In jener Zeit, der Philosoph Descartes, er war’s,
Der in dem Schnee und in dem Blut das Brechen
Nicht des Aug’s nur sah, er sah’s Gesetz des Lichts:
Auf weißem Grund ein Regenbogen in Kristallen. Klar
Sah er’s, alles Menschsein im Extrem. Auch’s Stechen
Des Sonnstrahls im Aug, so wie’s Licht zerbricht
Im Glas der Butzenscheiben. Der Dichter schrieb’s
Und fasst’s in Cantos, zweiundvierzig an der Zahl:
So fein, gebildet, ziseliert. Der Schnee zerstiebt,
Und Winde fegten drüber, verwehten jener Zeiten Qual.

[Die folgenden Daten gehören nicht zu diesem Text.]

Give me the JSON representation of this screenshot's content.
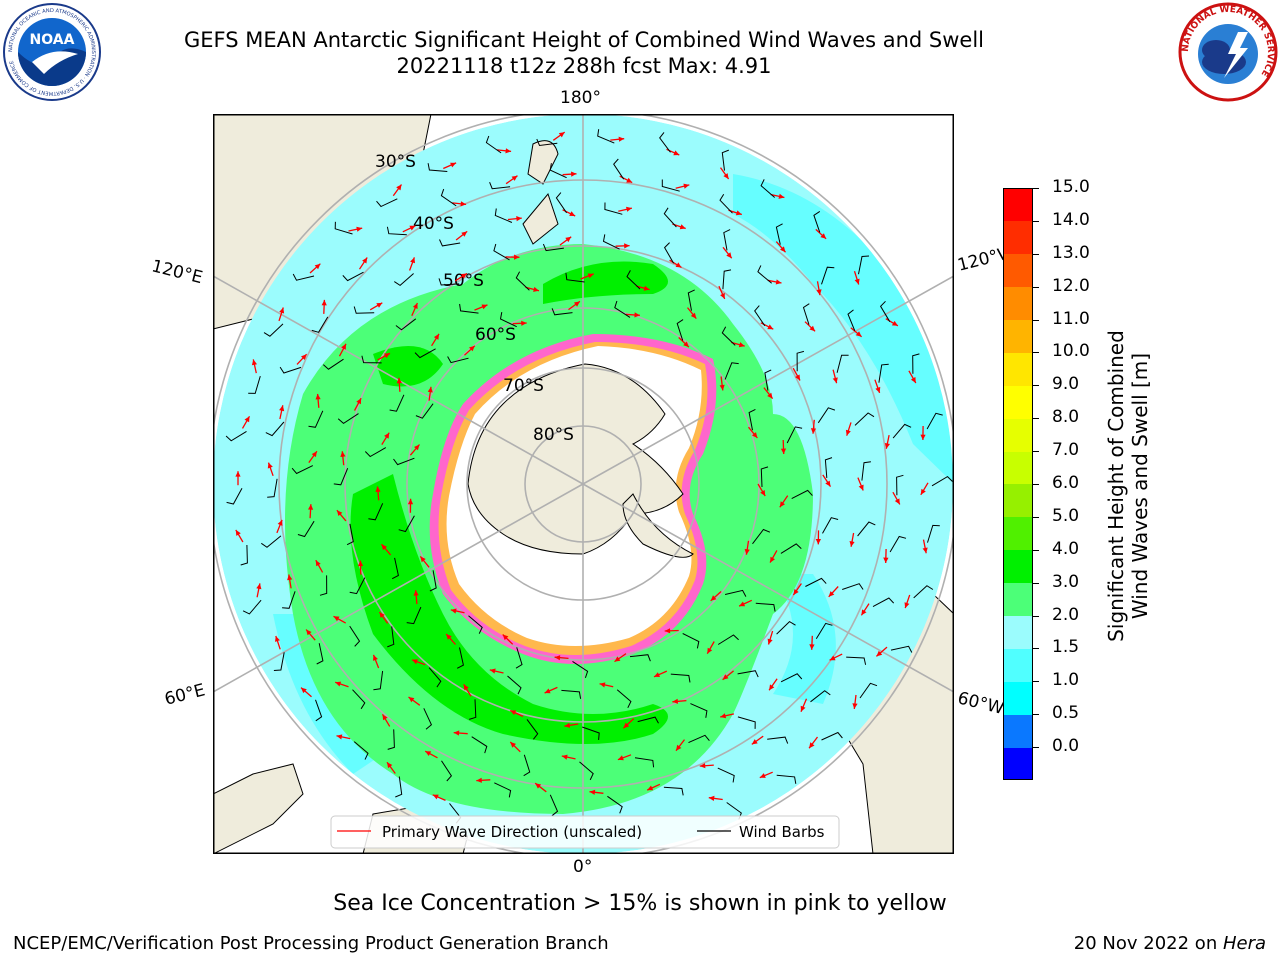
{
  "title": {
    "line1": "GEFS MEAN Antarctic Significant Height of Combined Wind Waves and Swell",
    "line2": "20221118 t12z 288h fcst   Max: 4.91"
  },
  "logos": {
    "left": {
      "name": "noaa-logo",
      "text": "NOAA",
      "ring_text": "NATIONAL OCEANIC AND ATMOSPHERIC ADMINISTRATION · U.S. DEPARTMENT OF COMMERCE"
    },
    "right": {
      "name": "nws-logo",
      "ring_text": "NATIONAL WEATHER SERVICE"
    }
  },
  "map": {
    "projection": "south polar stereographic",
    "longitude_labels": {
      "top": "180°",
      "bottom": "0°",
      "upper_left": "120°E",
      "lower_left": "60°E",
      "upper_right": "120°W",
      "lower_right": "60°W"
    },
    "latitude_labels": [
      "30°S",
      "40°S",
      "50°S",
      "60°S",
      "70°S",
      "80°S"
    ],
    "colors": {
      "land": "#efecdc",
      "ocean": "#9bfcfd",
      "ice": "#ffffff",
      "grid": "#b0b0b0",
      "arrow": "#ff0000",
      "barb": "#000000"
    },
    "legend": {
      "wave_label": "Primary Wave Direction (unscaled)",
      "barb_label": "Wind Barbs"
    }
  },
  "colorbar": {
    "label": "Significant Height of Combined\nWind Waves and Swell [m]",
    "ticks": [
      "15.0",
      "14.0",
      "13.0",
      "12.0",
      "11.0",
      "10.0",
      "9.0",
      "8.0",
      "7.0",
      "6.0",
      "5.0",
      "4.0",
      "3.0",
      "2.0",
      "1.5",
      "1.0",
      "0.5",
      "0.0"
    ],
    "colors_bottom_to_top": [
      "#0000ff",
      "#0a78ff",
      "#00ffff",
      "#50ffff",
      "#9bfcfd",
      "#4cff78",
      "#00f000",
      "#50f000",
      "#96f000",
      "#c8ff00",
      "#e6ff00",
      "#ffff00",
      "#ffe600",
      "#ffb400",
      "#ff8c00",
      "#ff5a00",
      "#ff2d00",
      "#ff0000"
    ]
  },
  "footnote": "Sea Ice Concentration > 15% is shown in pink to yellow",
  "credit": "NCEP/EMC/Verification Post Processing Product Generation Branch",
  "date": {
    "text": "20 Nov 2022 on ",
    "machine": "Hera"
  }
}
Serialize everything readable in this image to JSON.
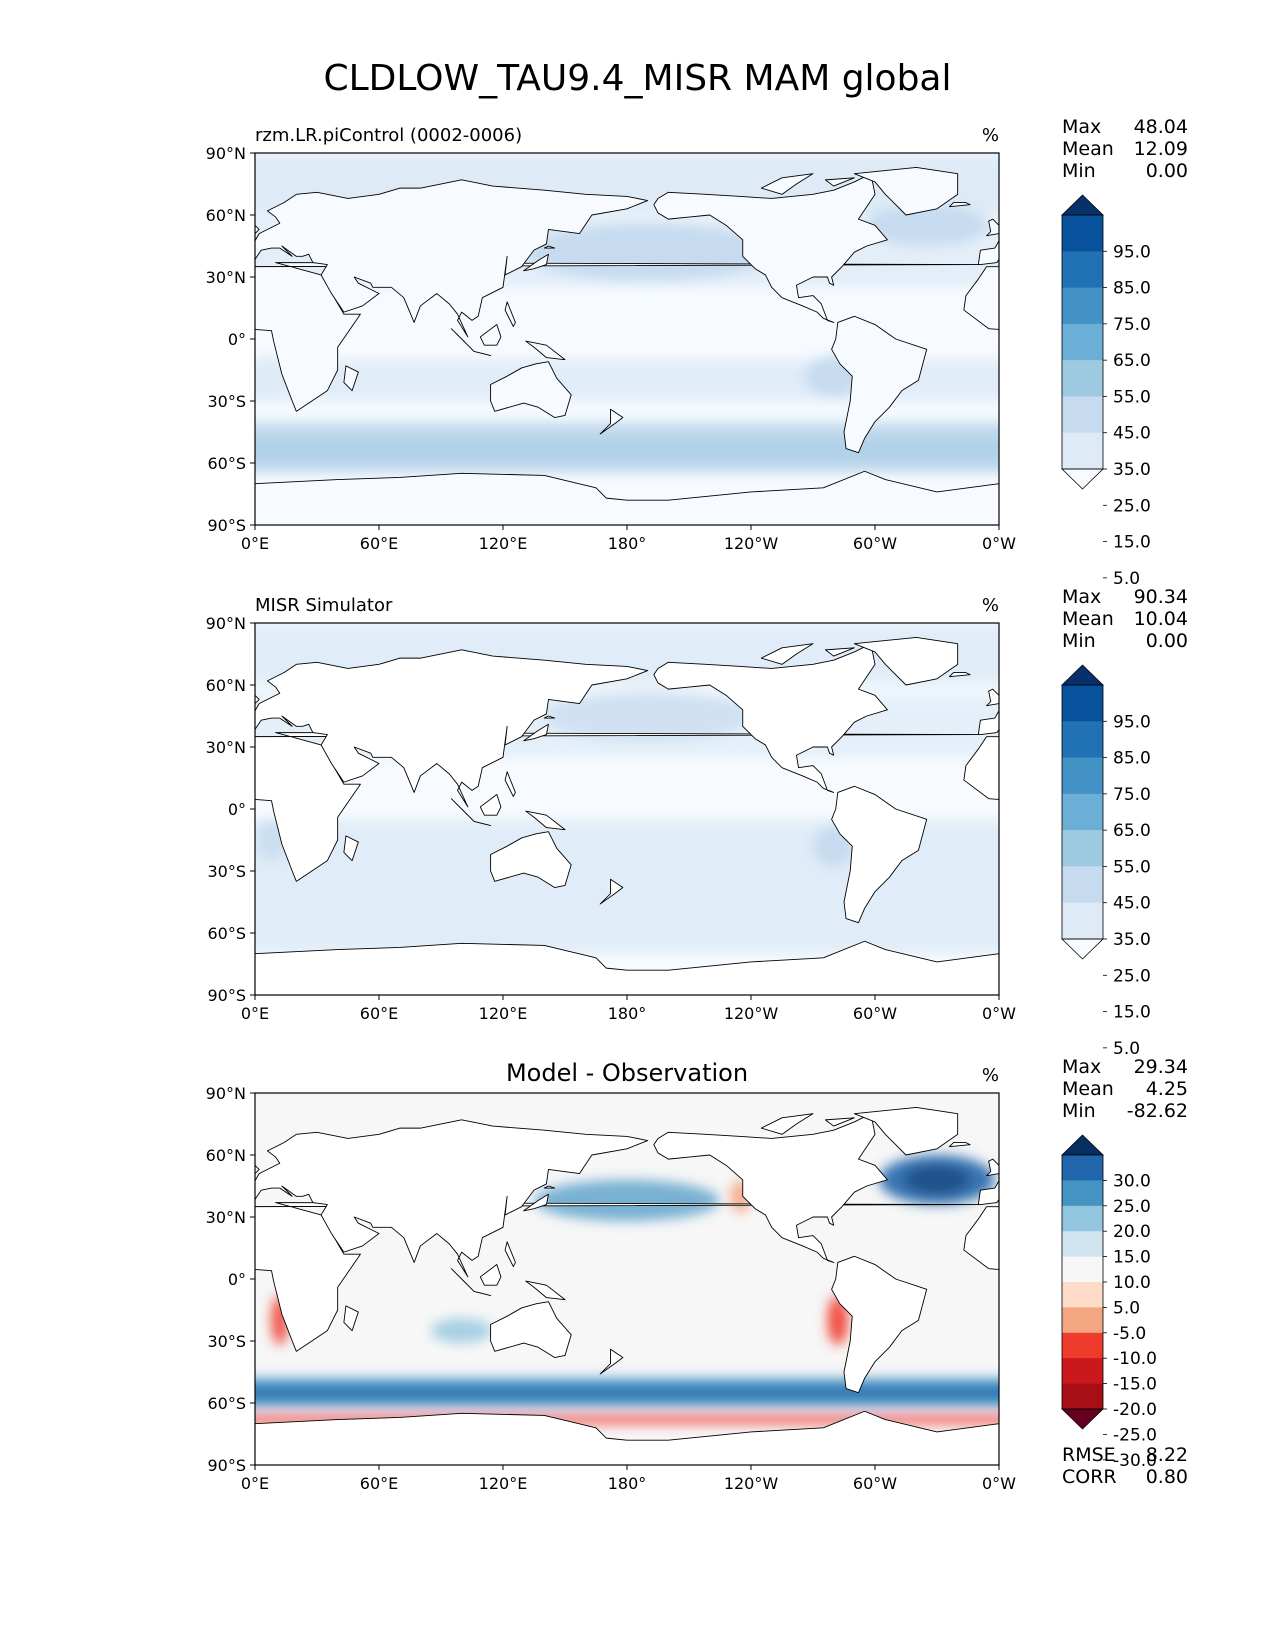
{
  "title": "CLDLOW_TAU9.4_MISR MAM global",
  "colors": {
    "seq": [
      "#f7fbff",
      "#deebf7",
      "#c6dbef",
      "#9ecae1",
      "#6baed6",
      "#4292c6",
      "#2171b5",
      "#08519c",
      "#08306b"
    ],
    "div": [
      "#67001f",
      "#a50f15",
      "#cb181d",
      "#ef3b2c",
      "#f4a582",
      "#fddbc7",
      "#f7f7f7",
      "#d1e5f0",
      "#92c5de",
      "#4393c3",
      "#2166ac",
      "#053061"
    ],
    "land_line": "#000000",
    "ocean_low": "#eef4fb"
  },
  "chart_data": [
    {
      "type": "heatmap",
      "name": "model",
      "title_left": "rzm.LR.piControl (0002-0006)",
      "title_center": "",
      "units": "%",
      "stats": [
        [
          "Max",
          "48.04"
        ],
        [
          "Mean",
          "12.09"
        ],
        [
          "Min",
          "0.00"
        ]
      ],
      "colorbar_levels": [
        "95.0",
        "85.0",
        "75.0",
        "65.0",
        "55.0",
        "45.0",
        "35.0",
        "25.0",
        "15.0",
        "5.0"
      ],
      "xlabels": [
        "0°E",
        "60°E",
        "120°E",
        "180°",
        "120°W",
        "60°W",
        "0°W"
      ],
      "ylabels": [
        "90°N",
        "60°N",
        "30°N",
        "0°",
        "30°S",
        "60°S",
        "90°S"
      ],
      "xlim": [
        0,
        360
      ],
      "ylim": [
        -90,
        90
      ]
    },
    {
      "type": "heatmap",
      "name": "obs",
      "title_left": "MISR Simulator",
      "title_center": "",
      "units": "%",
      "stats": [
        [
          "Max",
          "90.34"
        ],
        [
          "Mean",
          "10.04"
        ],
        [
          "Min",
          "0.00"
        ]
      ],
      "colorbar_levels": [
        "95.0",
        "85.0",
        "75.0",
        "65.0",
        "55.0",
        "45.0",
        "35.0",
        "25.0",
        "15.0",
        "5.0"
      ],
      "xlabels": [
        "0°E",
        "60°E",
        "120°E",
        "180°",
        "120°W",
        "60°W",
        "0°W"
      ],
      "ylabels": [
        "90°N",
        "60°N",
        "30°N",
        "0°",
        "30°S",
        "60°S",
        "90°S"
      ],
      "xlim": [
        0,
        360
      ],
      "ylim": [
        -90,
        90
      ]
    },
    {
      "type": "heatmap",
      "name": "diff",
      "title_left": "",
      "title_center": "Model - Observation",
      "units": "%",
      "stats": [
        [
          "Max",
          "29.34"
        ],
        [
          "Mean",
          "4.25"
        ],
        [
          "Min",
          "-82.62"
        ]
      ],
      "colorbar_levels": [
        "30.0",
        "25.0",
        "20.0",
        "15.0",
        "10.0",
        "5.0",
        "-5.0",
        "-10.0",
        "-15.0",
        "-20.0",
        "-25.0",
        "-30.0"
      ],
      "metrics": [
        [
          "RMSE",
          "8.22"
        ],
        [
          "CORR",
          "0.80"
        ]
      ],
      "xlabels": [
        "0°E",
        "60°E",
        "120°E",
        "180°",
        "120°W",
        "60°W",
        "0°W"
      ],
      "ylabels": [
        "90°N",
        "60°N",
        "30°N",
        "0°",
        "30°S",
        "60°S",
        "90°S"
      ],
      "xlim": [
        0,
        360
      ],
      "ylim": [
        -90,
        90
      ]
    }
  ]
}
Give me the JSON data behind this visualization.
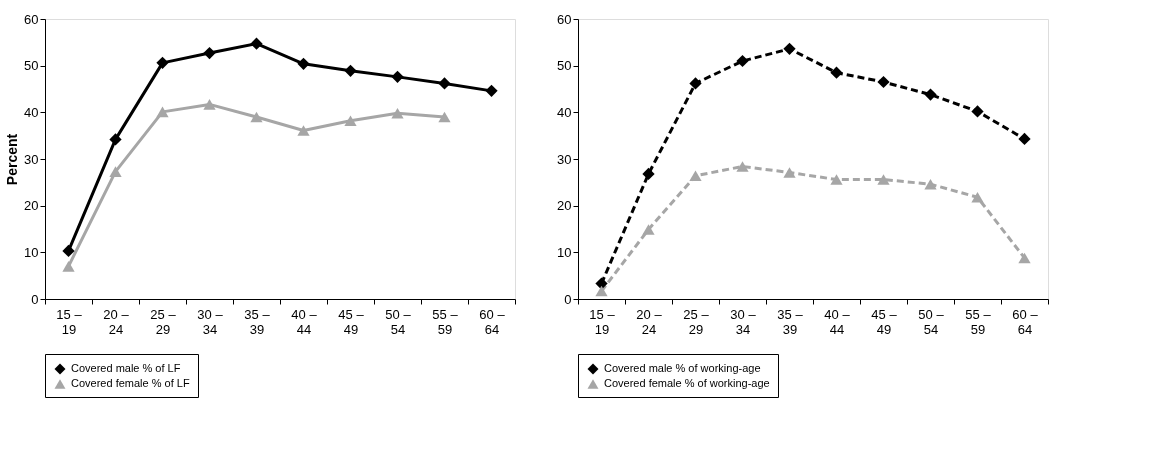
{
  "chart_data": [
    {
      "type": "line",
      "ylabel": "Percent",
      "categories": [
        "15 –\n19",
        "20 –\n24",
        "25 –\n29",
        "30 –\n34",
        "35 –\n39",
        "40 –\n44",
        "45 –\n49",
        "50 –\n54",
        "55 –\n59",
        "60 –\n64"
      ],
      "ylim": [
        0,
        60
      ],
      "yticks": [
        0,
        10,
        20,
        30,
        40,
        50,
        60
      ],
      "grid": false,
      "legend": "bottom",
      "series": [
        {
          "name": "Covered male % of LF",
          "color": "#000000",
          "marker": "diamond",
          "line_style": "solid",
          "values": [
            10.3,
            34.2,
            50.6,
            52.7,
            54.7,
            50.4,
            48.9,
            47.6,
            46.2,
            44.6
          ]
        },
        {
          "name": "Covered female % of LF",
          "color": "#a6a6a6",
          "marker": "triangle",
          "line_style": "solid",
          "values": [
            7.0,
            27.3,
            40.1,
            41.7,
            39.0,
            36.1,
            38.2,
            39.8,
            39.0,
            null
          ]
        }
      ]
    },
    {
      "type": "line",
      "categories": [
        "15 –\n19",
        "20 –\n24",
        "25 –\n29",
        "30 –\n34",
        "35 –\n39",
        "40 –\n44",
        "45 –\n49",
        "50 –\n54",
        "55 –\n59",
        "60 –\n64"
      ],
      "ylim": [
        0,
        60
      ],
      "yticks": [
        0,
        10,
        20,
        30,
        40,
        50,
        60
      ],
      "grid": false,
      "legend": "bottom",
      "series": [
        {
          "name": "Covered male % of working-age",
          "color": "#000000",
          "marker": "diamond",
          "line_style": "dashed",
          "values": [
            3.3,
            26.8,
            46.2,
            51.0,
            53.6,
            48.5,
            46.5,
            43.8,
            40.2,
            34.3
          ]
        },
        {
          "name": "Covered female % of working-age",
          "color": "#a6a6a6",
          "marker": "triangle",
          "line_style": "dashed",
          "values": [
            1.7,
            14.9,
            26.4,
            28.4,
            27.1,
            25.6,
            25.6,
            24.6,
            21.8,
            8.8
          ]
        }
      ]
    }
  ]
}
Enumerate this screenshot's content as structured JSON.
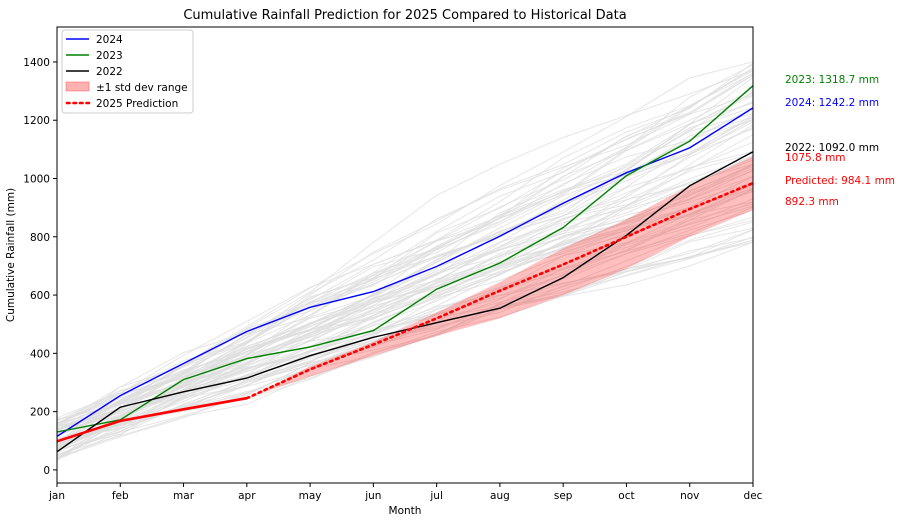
{
  "chart_data": {
    "type": "line",
    "title": "Cumulative Rainfall Prediction for 2025 Compared to Historical Data",
    "xlabel": "Month",
    "ylabel": "Cumulative Rainfall (mm)",
    "categories": [
      "jan",
      "feb",
      "mar",
      "apr",
      "may",
      "jun",
      "jul",
      "aug",
      "sep",
      "oct",
      "nov",
      "dec"
    ],
    "yticks": [
      0,
      200,
      400,
      600,
      800,
      1000,
      1200,
      1400
    ],
    "ylim": [
      -45,
      1520
    ],
    "grid": false,
    "legend_position": "top-left",
    "series": [
      {
        "name": "2024",
        "color": "#0000ff",
        "values": [
          115,
          255,
          365,
          475,
          558,
          612,
          698,
          802,
          915,
          1020,
          1105,
          1242.2
        ]
      },
      {
        "name": "2023",
        "color": "#008000",
        "values": [
          130,
          172,
          310,
          382,
          422,
          478,
          620,
          710,
          832,
          1010,
          1128,
          1318.7
        ]
      },
      {
        "name": "2022",
        "color": "#000000",
        "values": [
          62,
          215,
          268,
          315,
          392,
          455,
          505,
          555,
          660,
          805,
          975,
          1092.0
        ]
      }
    ],
    "observed_2025": {
      "color": "#ff0000",
      "values": [
        98,
        168,
        208,
        246
      ]
    },
    "prediction": {
      "name": "2025 Prediction",
      "color": "#ff0000",
      "values": [
        null,
        null,
        null,
        246,
        345,
        430,
        520,
        615,
        705,
        800,
        895,
        984.1
      ]
    },
    "std_band": {
      "name": "±1 std dev range",
      "color": "#ff0000",
      "lower": [
        null,
        null,
        null,
        246,
        320,
        392,
        460,
        520,
        600,
        690,
        800,
        892.3
      ],
      "upper": [
        null,
        null,
        null,
        246,
        355,
        440,
        540,
        645,
        760,
        860,
        975,
        1075.8
      ]
    },
    "legend": [
      "2024",
      "2023",
      "2022",
      "±1 std dev range",
      "2025 Prediction"
    ],
    "annotations": [
      {
        "text": "2023: 1318.7 mm",
        "color": "#008000",
        "y": 1318.7
      },
      {
        "text": "2024: 1242.2 mm",
        "color": "#0000ff",
        "y": 1242.2
      },
      {
        "text": "2022: 1092.0 mm",
        "color": "#000000",
        "y": 1092.0
      },
      {
        "text": "1075.8 mm",
        "color": "#ff0000",
        "y": 1075.8
      },
      {
        "text": "Predicted: 984.1 mm",
        "color": "#ff0000",
        "y": 984.1
      },
      {
        "text": "892.3 mm",
        "color": "#ff0000",
        "y": 892.3
      }
    ],
    "historical_background": {
      "color": "#dddddd",
      "note_count": 80
    }
  }
}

Und sieben Strophen, zart gefügt und komponiert,
Sie spannten Schauen, Bogen, Dramen und Erlebnis.
Sie führten Denker, Diener, Königin und Schnee:
In Versen zehn die Zeit, das Leben transskribiert.
Der Schnee, das Licht, Erkenntnis ist Ergebnis
Des eleganten Werks. Dass es ihn im Fokus seh,
Den Kern, den Sinn des Seins, das will man hoffen.
Mehr noch: Dass es viel gelesen sei und anerkannt,
Weil es Kunst, Licht, Leben wie den Schnee getroffen,
Übersetzt in Lied und Wort hat das, was er verstand.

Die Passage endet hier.